Monday, January 25, 2021

How Hydrogen Could Power The Ultimate Battery

Hydrogen as a fuel of the future is the talk of the town in energy markets. Pros and cons of green versus blue hydrogen, capacity building plans, new production technologies, you name it, researchers are working on it.

Hydrogen can be used as a fuel in fuel cell vehicles—still very expensive—and for heating—blended with natural gas. One other thing it can be used for is renewable energy storage.

Earlier this week, the Sydney Morning Herald reported on a company, LAVO, that had developed what is essentially a hydrogen battery that can take in electricity produced by solar panels and store it in the form of hydrogen, to be released on demand.

The battery, the size of a fridge, contains an electrolyzer that breaks water down into hydrogen and oxygen. The hydrogen is then stored in a set of canisters full of hydride—a fibrous metal alloy. The battery can be connected to a solar panel array, store the excess electricity it produces as hydrogen and then release the hydrogen to act as a battery and power various devices.

Developed in partnership with the University of New South Wales, the battery can power a household for two to three days on a single charge, the Sydney Morning Herald’s Nick O’Malley noted. It is also more durable than lithium-ion household battery packs, with its lifespan at 20 years, according to the chief executive of the developer company, Alan Yu.

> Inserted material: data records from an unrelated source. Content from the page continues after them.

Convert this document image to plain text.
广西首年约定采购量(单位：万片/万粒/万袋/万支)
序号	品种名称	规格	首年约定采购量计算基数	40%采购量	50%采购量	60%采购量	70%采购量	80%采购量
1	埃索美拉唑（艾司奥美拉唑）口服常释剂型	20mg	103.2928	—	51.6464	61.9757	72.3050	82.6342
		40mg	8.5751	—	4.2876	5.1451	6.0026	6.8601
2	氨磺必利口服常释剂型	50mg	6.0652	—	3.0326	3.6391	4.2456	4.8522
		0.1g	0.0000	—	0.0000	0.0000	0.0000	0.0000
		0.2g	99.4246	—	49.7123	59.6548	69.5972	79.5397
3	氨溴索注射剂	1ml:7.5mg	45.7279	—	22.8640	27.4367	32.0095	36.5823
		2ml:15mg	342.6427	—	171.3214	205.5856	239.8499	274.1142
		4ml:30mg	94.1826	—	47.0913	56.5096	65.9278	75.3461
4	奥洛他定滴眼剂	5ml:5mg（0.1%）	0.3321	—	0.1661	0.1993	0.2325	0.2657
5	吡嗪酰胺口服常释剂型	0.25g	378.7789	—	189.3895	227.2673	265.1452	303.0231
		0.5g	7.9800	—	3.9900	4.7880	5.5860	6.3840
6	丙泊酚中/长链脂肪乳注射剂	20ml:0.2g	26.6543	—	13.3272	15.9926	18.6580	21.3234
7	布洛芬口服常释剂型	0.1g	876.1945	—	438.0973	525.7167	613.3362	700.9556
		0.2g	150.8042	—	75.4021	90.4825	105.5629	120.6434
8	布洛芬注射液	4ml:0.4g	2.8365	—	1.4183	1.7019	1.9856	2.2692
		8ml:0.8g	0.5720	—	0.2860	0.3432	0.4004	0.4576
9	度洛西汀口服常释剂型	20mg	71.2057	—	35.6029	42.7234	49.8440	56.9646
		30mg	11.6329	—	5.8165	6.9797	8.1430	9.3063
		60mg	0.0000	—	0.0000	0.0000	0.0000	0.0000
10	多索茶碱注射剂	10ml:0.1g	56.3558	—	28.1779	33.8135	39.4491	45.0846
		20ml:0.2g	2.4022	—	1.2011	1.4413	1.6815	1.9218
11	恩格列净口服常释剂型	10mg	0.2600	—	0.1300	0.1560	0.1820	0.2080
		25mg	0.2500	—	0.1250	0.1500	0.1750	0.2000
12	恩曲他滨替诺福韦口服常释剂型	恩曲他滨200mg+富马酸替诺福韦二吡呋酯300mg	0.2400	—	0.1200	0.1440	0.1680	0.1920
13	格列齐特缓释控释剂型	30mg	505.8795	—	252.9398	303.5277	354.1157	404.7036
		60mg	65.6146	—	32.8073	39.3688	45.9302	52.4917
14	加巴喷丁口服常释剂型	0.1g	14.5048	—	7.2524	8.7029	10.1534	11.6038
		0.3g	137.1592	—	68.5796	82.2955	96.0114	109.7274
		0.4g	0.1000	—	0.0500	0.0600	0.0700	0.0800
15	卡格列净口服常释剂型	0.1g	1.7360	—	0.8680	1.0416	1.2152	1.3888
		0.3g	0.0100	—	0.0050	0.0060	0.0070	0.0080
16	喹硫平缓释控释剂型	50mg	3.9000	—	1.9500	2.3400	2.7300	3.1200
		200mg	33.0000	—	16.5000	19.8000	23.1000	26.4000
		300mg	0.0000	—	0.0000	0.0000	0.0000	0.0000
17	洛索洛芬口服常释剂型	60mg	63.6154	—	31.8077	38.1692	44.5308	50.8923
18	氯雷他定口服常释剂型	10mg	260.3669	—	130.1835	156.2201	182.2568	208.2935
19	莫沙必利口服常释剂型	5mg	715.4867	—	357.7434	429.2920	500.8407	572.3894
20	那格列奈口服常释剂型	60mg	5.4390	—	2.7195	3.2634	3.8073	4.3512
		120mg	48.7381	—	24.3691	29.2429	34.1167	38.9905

This Australian battery costs more than $30,000, but there are already early buyers attracted by the convenience and probably the reliability of the installation, whose risk of hydrogen combustion is eliminated by the solid-state hydride.

This is just one example of how hydrogen can be leveraged for energy storage, in a way shooting two birds with one stone. On the one hand, hydrogen is, depending on the method of production, a relatively cheap storage option compared to battery arrays costing hundreds of millions of dollars. On the other, here is one good use that hydrogen can be put to without the need for any major technological breakthroughs.

The hydrogen is produced from excess electricity generated by solar or wind farms, stored in underground caverns or repurposed pipelines, and when the grid needs more electricity, it is fed into power plants to power their turbines and produce the necessary difference.

“As gas turbines are inherently fuel-flexible, they can be configured to operate on green hydrogen or similar fuels as a new unit, or be upgraded even after extended service on traditional fuels, i.e., natural gas,” according to GE, which is one of the companies working on integrating more hydrogen into their operations. The company adds this would come at a cost, but the cost would depend on the initial configuration of the turbine.

So, a picture emerges of a future world in which every household has its own solar farm and a battery pack that may be lithium-ion if the tech advances sufficiently, or it could be hydrogen. When the sun shines, the battery will absorb the electricity the household does not use and then release it when it’s night or when the sky is overcast.

If this picture looks too good to be true, it’s because it is, for now. Green hydrogen is an expensive source of energy, and efficiency rates during its conversion back to water are not the best ones, either, which adds to the cost. According to Green Tech Media, the efficiency rate of converting water to hydrogen and oxygen using electrolysis and then back to electricity has an efficiency rate of just 35 percent. Batteries, in comparison, have an efficiency rate of 95 percent.

But then there are products like the Australian battery developed by LAVO and the University of New South Wales. While its price tag is considerable, there is the option of sharing the hydrogen canisters, so if one buys the installations, they can then rent out the canisters.

This is a great solution at a household or small community level. Yet some governments, notably the EU, have much bigger plans for hydrogen and it is these plans that could run into the ground because of the steep cost of green hydrogen. As Rystad Energy said in a recent report, “good ingredients, bad cocktail.”

The consultancy looked specifically at the costs of producing green hydrogen using electricity from offshore wind farms, but solar is not much different because the costs of producing green hydrogen do not just include the costs of the electricity source—wind turbines or solar panels—but also the electrolyzer where water is actually turned into hydrogen and oxygen. Large electrolyzers are expensive equipment, so barring a breakthrough, green hydrogen will continue to be a lot more expensive than the hydrogen produced from natural gas.

Yet developments on the household and community level should not be underestimated. They represent small steps forward on a very long road towards energy transition, but they might turn out to be a lot more meaningful than, say, the EU’s plans to build 40 GW of green hydrogen capacity. Even if the costs of producing green hydrogen fall by 50 percent by 2050, as predicted by the International Council on Clean Transportation, they would be higher than the current prices of grey and blue hydrogen.